Paris, which usually dwells in the rosiest chambers of my mind as a city of sunshine, gaiety, and laughter, can at certain seasons rival London in its chill inclemency. On a dismal October day of violent downpour I sat in the writing-room of my hotel answering accumulated letters that I would have joyously neglected were Paris only living up to the reputation that I still reserved for her. Suddenly I was confronted by two men, objects of dripping misery, with hats and umbrellas that seemed to weigh pounds, or kilos if you prefer, because of the moisture that they had absorbed.
"How do you do, my friend?" one of them addressed me. "I am Monsieur Bélugu. We met often at Baron Stoops's in London. My wife sends her most cordial greetings. Do you remember us? I was just passing the Galerie Devambez and saw the posters of your exhibition there. The gallery attendant gave me your address."
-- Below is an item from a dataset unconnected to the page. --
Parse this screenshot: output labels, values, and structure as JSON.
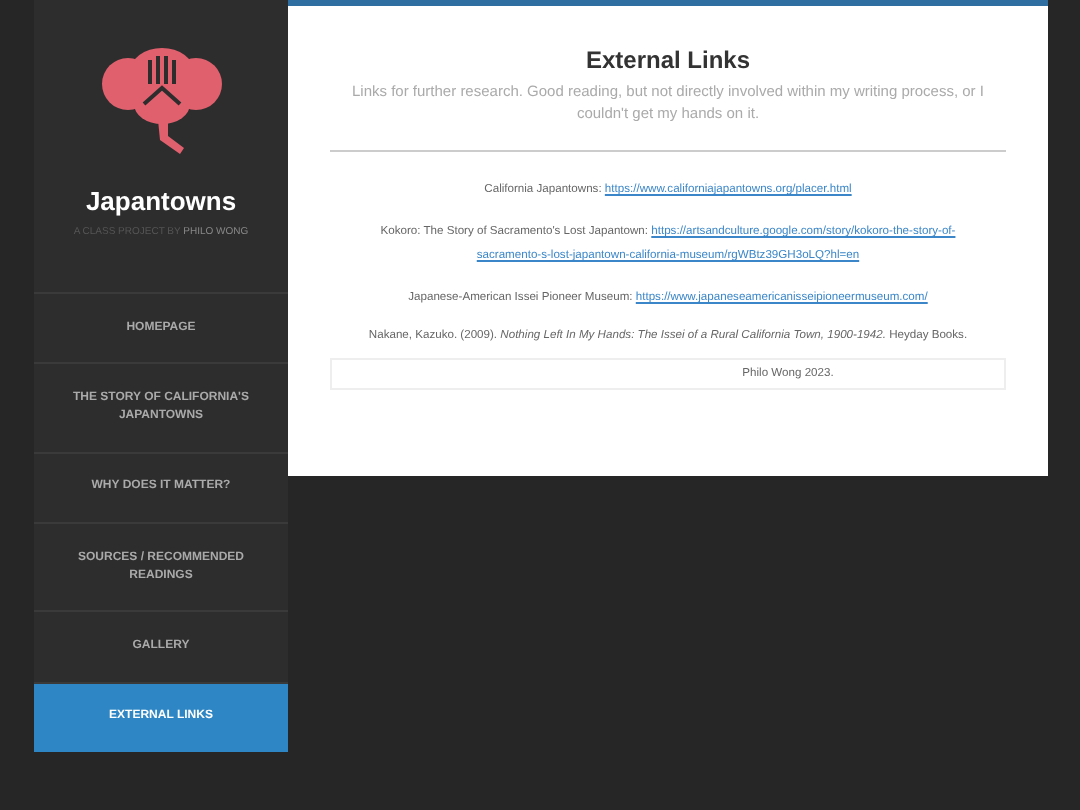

Mme. Carolus-Duran, our hostess
I was touched by the kindly interest that braved the weather that I was carefully shunning, and I greeted my visitors with corresponding enthusiasm. The following Sunday found me at M. Bélugu's house for luncheon, the party having been arranged not only as a reunion with my host and hostess after our pleasant contact in London, but also for me to meet the Due de Guise. The bearer of that historic name was unable to come on this particular day, however, and the pleasure of meeting him was reserved for another time. Among the guests were the Count Dumiere and Mme. Carolus-Duran, daughter-in-law of the celebrated painter.
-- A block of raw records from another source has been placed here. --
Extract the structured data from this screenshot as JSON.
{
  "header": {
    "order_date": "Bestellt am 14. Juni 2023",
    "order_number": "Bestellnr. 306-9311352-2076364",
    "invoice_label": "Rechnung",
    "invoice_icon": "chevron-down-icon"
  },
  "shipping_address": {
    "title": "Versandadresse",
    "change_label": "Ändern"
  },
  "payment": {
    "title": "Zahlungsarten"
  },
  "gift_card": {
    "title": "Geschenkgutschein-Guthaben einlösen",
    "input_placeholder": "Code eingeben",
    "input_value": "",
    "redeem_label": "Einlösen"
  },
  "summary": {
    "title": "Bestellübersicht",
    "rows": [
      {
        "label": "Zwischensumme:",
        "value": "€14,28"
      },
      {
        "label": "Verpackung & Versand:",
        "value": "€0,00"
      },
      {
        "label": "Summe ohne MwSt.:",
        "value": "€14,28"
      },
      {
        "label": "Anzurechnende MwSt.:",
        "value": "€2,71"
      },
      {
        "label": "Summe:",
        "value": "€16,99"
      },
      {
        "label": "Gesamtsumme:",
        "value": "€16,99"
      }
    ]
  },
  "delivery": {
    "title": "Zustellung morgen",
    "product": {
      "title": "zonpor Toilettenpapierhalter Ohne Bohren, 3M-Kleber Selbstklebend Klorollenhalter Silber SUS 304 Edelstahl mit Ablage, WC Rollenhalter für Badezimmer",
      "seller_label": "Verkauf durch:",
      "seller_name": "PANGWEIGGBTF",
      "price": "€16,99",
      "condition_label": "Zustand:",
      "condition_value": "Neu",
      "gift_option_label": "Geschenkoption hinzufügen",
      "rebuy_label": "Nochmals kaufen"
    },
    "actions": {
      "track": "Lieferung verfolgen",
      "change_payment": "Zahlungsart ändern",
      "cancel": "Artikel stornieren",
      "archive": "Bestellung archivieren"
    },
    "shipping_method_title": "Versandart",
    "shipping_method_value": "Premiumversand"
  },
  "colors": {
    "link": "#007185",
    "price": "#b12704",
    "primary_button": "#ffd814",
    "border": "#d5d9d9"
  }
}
The luncheon passed with much gay chatter; fortunately for me, the English language was in evidence in sufficient, but varying degrees of, perfection, saving the strain of my slender stock of French. Toward tea-time we all repaired to the house of Mme. Carolus-Duran near by, where a most interesting company gradually assembled. Among the early arrivals were the principals of the Moscow Art Theater, fresh from their first successful season in New York and full of praise of my native land.
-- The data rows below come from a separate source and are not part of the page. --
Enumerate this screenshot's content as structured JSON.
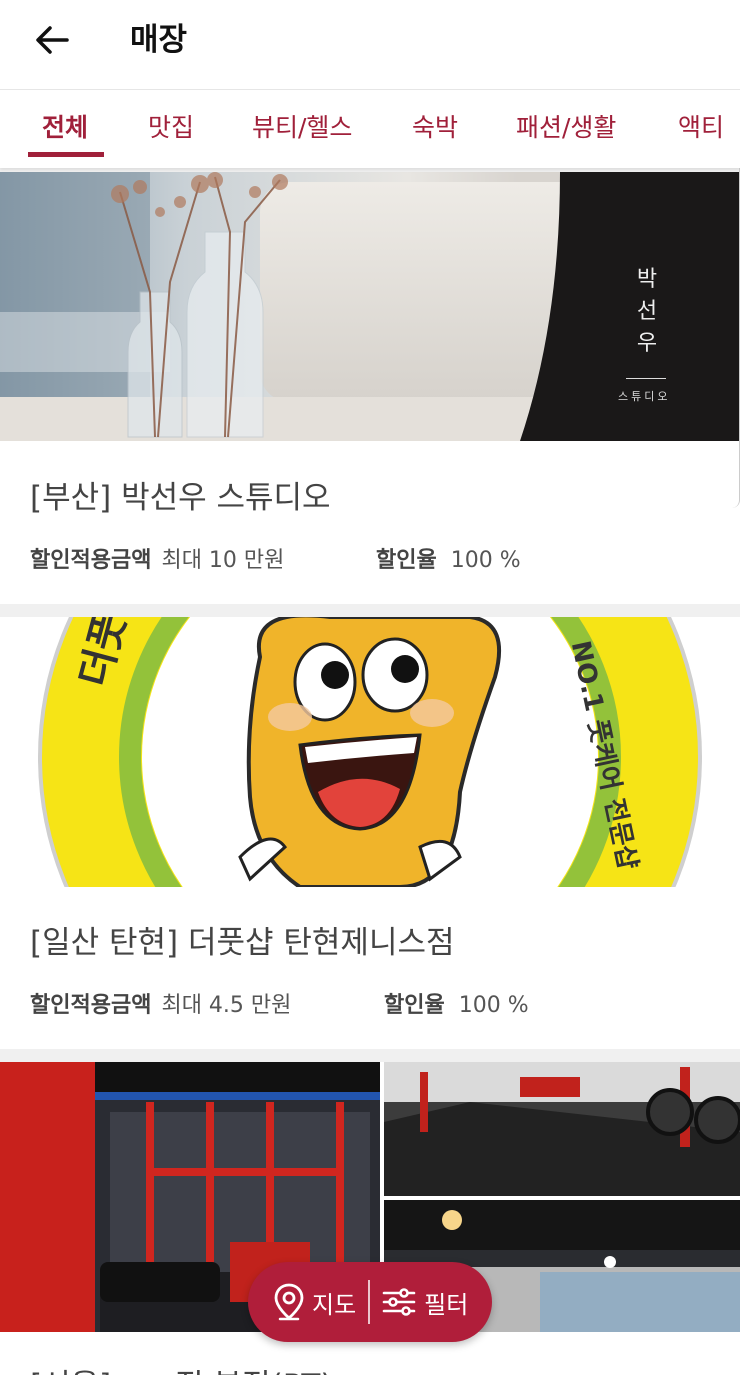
{
  "header": {
    "title": "매장",
    "back_icon": "arrow-left-icon"
  },
  "tabs": [
    {
      "label": "전체",
      "active": true
    },
    {
      "label": "맛집",
      "active": false
    },
    {
      "label": "뷰티/헬스",
      "active": false
    },
    {
      "label": "숙박",
      "active": false
    },
    {
      "label": "패션/생활",
      "active": false
    },
    {
      "label": "액티",
      "active": false
    }
  ],
  "accent_color": "#a0203a",
  "stores": [
    {
      "title": "[부산] 박선우 스튜디오",
      "image_text": {
        "vertical": [
          "박",
          "선",
          "우"
        ],
        "small": "스튜디오"
      },
      "discount_label": "할인적용금액",
      "discount_value": "최대 10 만원",
      "rate_label": "할인율",
      "rate_value": "100 %"
    },
    {
      "title": "[일산 탄현] 더풋샵 탄현제니스점",
      "image_text": {
        "logo_left": "더풋샵",
        "logo_right": "NO.1 풋케어 전문샵"
      },
      "discount_label": "할인적용금액",
      "discount_value": "최대 4.5 만원",
      "rate_label": "할인율",
      "rate_value": "100 %"
    },
    {
      "title": "[서울] ○○짐 본점(PT)"
    }
  ],
  "fab": {
    "map_label": "지도",
    "filter_label": "필터",
    "map_icon": "location-pin-icon",
    "filter_icon": "sliders-icon"
  }
}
The cordiality of their reception in America had warmed their hearts to us, and their leading actress, Mme. Chekhov, widow of the great writer, voiced her enthusiasm in excellent English for everything American. They were to open soon for a short engagement at the Theatre Champs-Elysees, and after that a brief sojourn in London was planned; but these, apparently, were mentally hurdled with an eager eye turned toward New York, where, she told me, after a second engagement in the metropolis they were to have their first real view of our broad land in a tour from coast to coast. She was expecting keen enjoyment of the scenic wonders of our great West.
Russians were much in evidence, and all classes and regimes were represented, from the czar's, in the person of his former procurator-general, to several persons of apparent Bolshevist convictions. Between these extremes stood a venerable gentleman greatly resembling Tolstoy, who had been president of the Douma under Kerensky, and the diminutive, alert, smiling General Skouraud, Tatar from top to toe, who had achieved fame during the war by capturing a German general with his entire staff. In this same house on another occasion two Russian noblemen played with a skill and beauty that was astonishing upon balalaika and zither for the amusement of a company as mixed as the present one; their spirits found vent in song as the concert progressed, and the climax was reached when the impish Skouraud leaped to his feet and launched into a wild Cossack dance that would have been creditable in any Russian ballet. Some of his audience emphasized the rhythms with their hands, and echoed his almost savage cries with joyous enthusiasm.